Tennessee bill unraveling local say over pipelines advances
The Tennessee Senate has passed a bill that would largely strip the ability of local governments to stop oil and gas pipelines and other fossil fuel infrastructure projects if they don’t want them in their cities and counties.
The Senate’s 22-7 vote Thursday moves the action in the GOP-supermajority Legislature to the House, where the bill still needs further committee action. Advocates peg the proposal as protective of crucial energy resources.
The bill comes on the heels of a win by environmentalists in July, when Byhalia Connection canceled plans to build an oil pipeline through southwest Tennessee and north Mississippi. It would have been built over an aquifer that provides drinking water to 1 million people.
Justin J. Pearson, president of Memphis Community Against Pollution, helped lead the charge against that pipeline and opposes the new bill. He said the legislation helps oil and petroleum companies “exploit communities by taking their away their ability to protect their own water, their homes, schools, churches.”
“The legislation flies in the face of every conservative principle of right to local control, giving self-determination and protection of people’s property and land,” he said.
Bill sponsor Sen. Ken Yager, a Kingston Republican, said the pipelines run through multiple cities and counties and are heavily regulated at the federal level, which requires taking public comment. Yager said the current legal setup can result in a patchwork of regulations that only serves “to hurt our Tennessee economy.”
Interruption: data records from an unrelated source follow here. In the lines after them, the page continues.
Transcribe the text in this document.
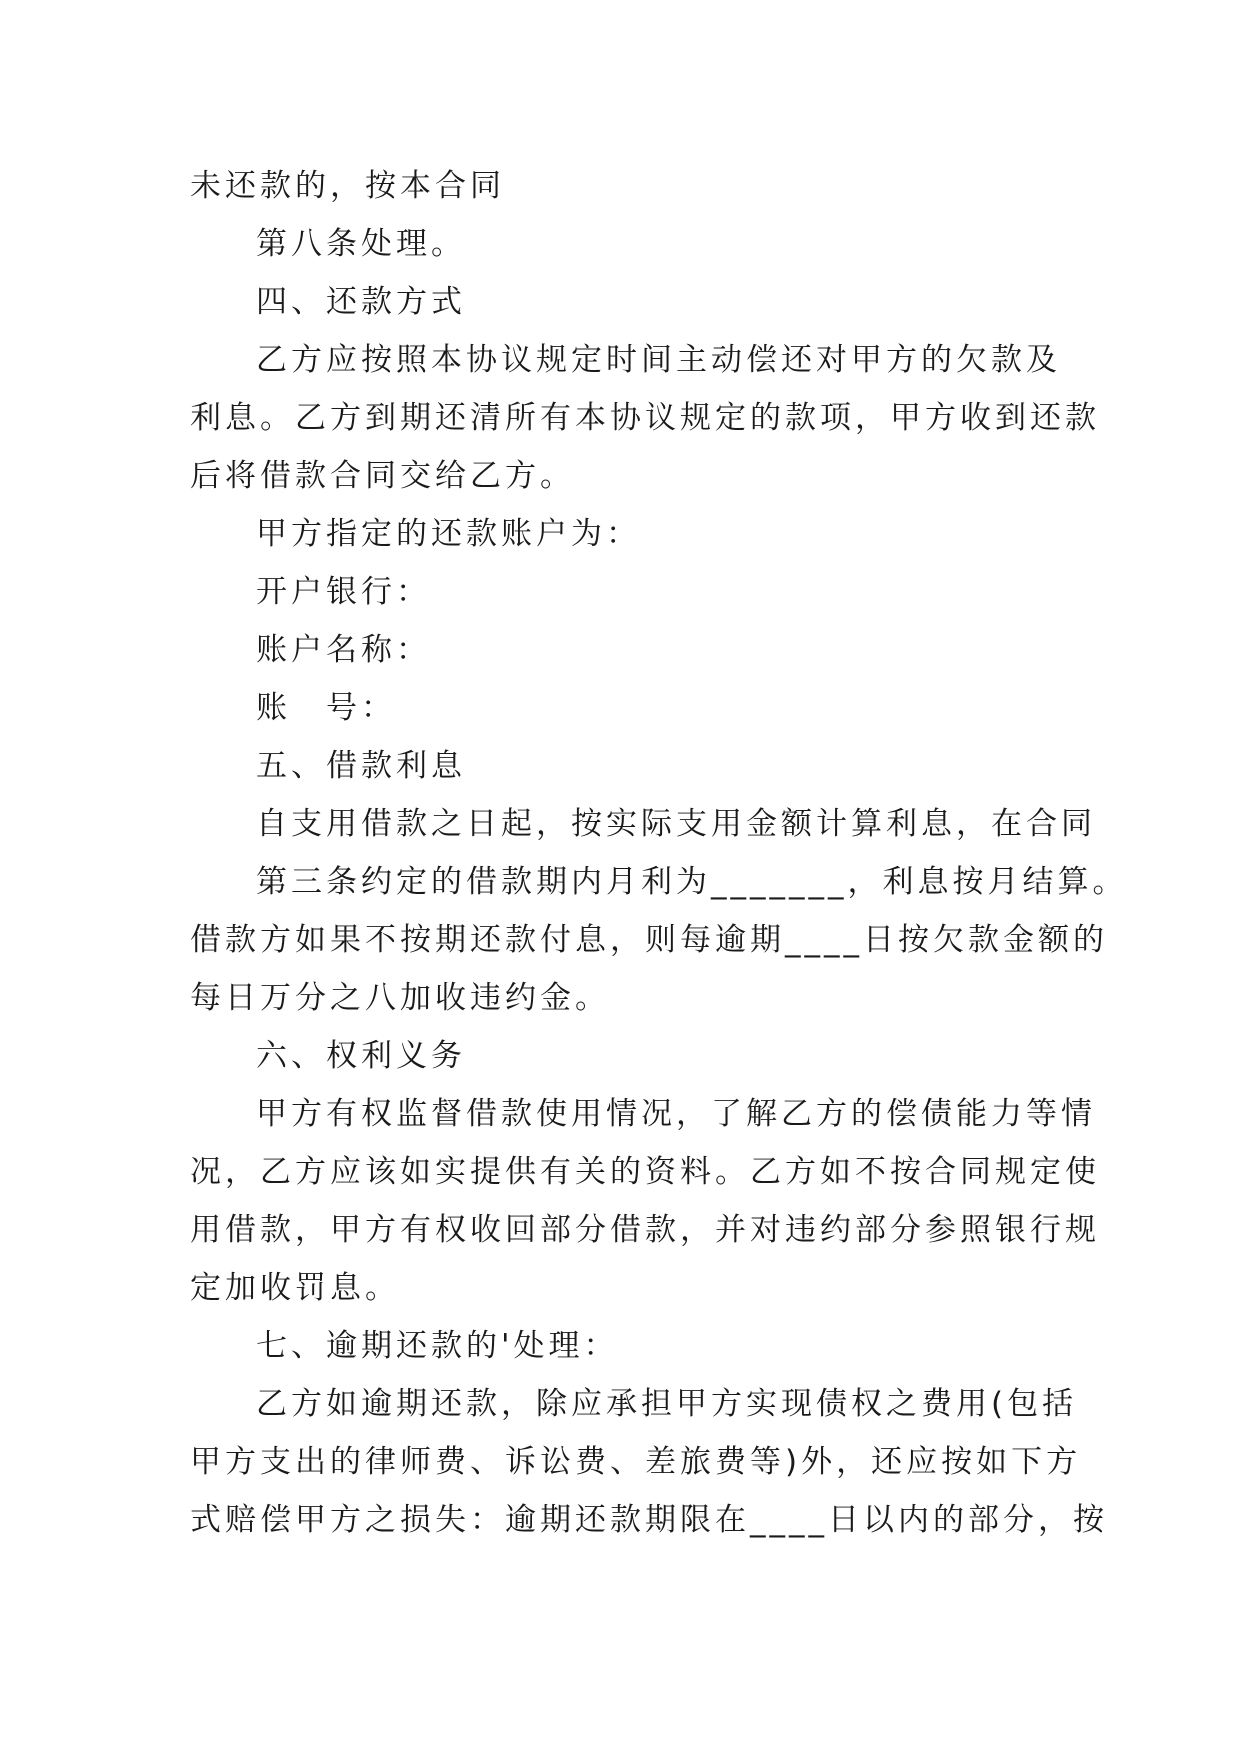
未还款的，按本合同
第八条处理。
四、还款方式
乙方应按照本协议规定时间主动偿还对甲方的欠款及
利息。乙方到期还清所有本协议规定的款项，甲方收到还款
后将借款合同交给乙方。
甲方指定的还款账户为：
开户银行：
账户名称：
账　号：
五、借款利息
自支用借款之日起，按实际支用金额计算利息，在合同
第三条约定的借款期内月利为_______，利息按月结算。
借款方如果不按期还款付息，则每逾期____日按欠款金额的
每日万分之八加收违约金。
六、权利义务
甲方有权监督借款使用情况，了解乙方的偿债能力等情
况，乙方应该如实提供有关的资料。乙方如不按合同规定使
用借款，甲方有权收回部分借款，并对违约部分参照银行规
定加收罚息。
七、逾期还款的'处理：
乙方如逾期还款，除应承担甲方实现债权之费用(包括
甲方支出的律师费、诉讼费、差旅费等)外，还应按如下方
式赔偿甲方之损失：逾期还款期限在____日以内的部分，按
He also said his bill has some limits. It specifically does not remove local authority over wind and solar projects. It doesn’t prohibit local officials from taking action when there’s a conflict with a program administered or approved by the state, including groundwater and drinking water protections.
“We have seen the experience nationally and even in Tennessee where local governments are, through their ordinance or resolution, trying to micromanage some of the operation of this infrastructure,” Yager said.
Yager said the Tennessee Chamber of Commerce and Tennessee Fuel & Convenience Store Association asked him to carry the bill.
Sen. Raumesh Akbari, the Democratic caucus leader from Memphis, said the bill undoes local decision-making on a key issue for communities.
“This is a very serious scenario where it potentially could have devastating effects in someone’s neighborhood,” Akbari said.
The Byhalia Connection would have linked two major U.S. oil pipelines while running through wetlands and under poor, predominantly Black neighborhoods in south Memphis.
The pipeline’s lawyers sought eminent domain, long invoked by governments to claim private property for public-use projects.
Last April, Byhalia Connection said it was going to pause the legal action after the Memphis City Council began considering an ordinance that would have made it harder for the company to build the pipeline.
Activists held community rallies, including one attended by former Vice President Al Gore. Lawyers sued in federal court, challenging the U.S. Army Corps of Engineers’ approval of the pipeline under a nationwide permit. The Shelby County Commission refused to sell to the pipeline builder two parcels of land that sit on the planned route.
Byhalia Connection attributed the cancelation of the project to “lower U.S. oil production resulting from the COVID-19 pandemic.”
One company involved in the pipeline, Plains All American, told USA Today Network-Tennessee it does not have plans to take another shot at the Byhalia Connection.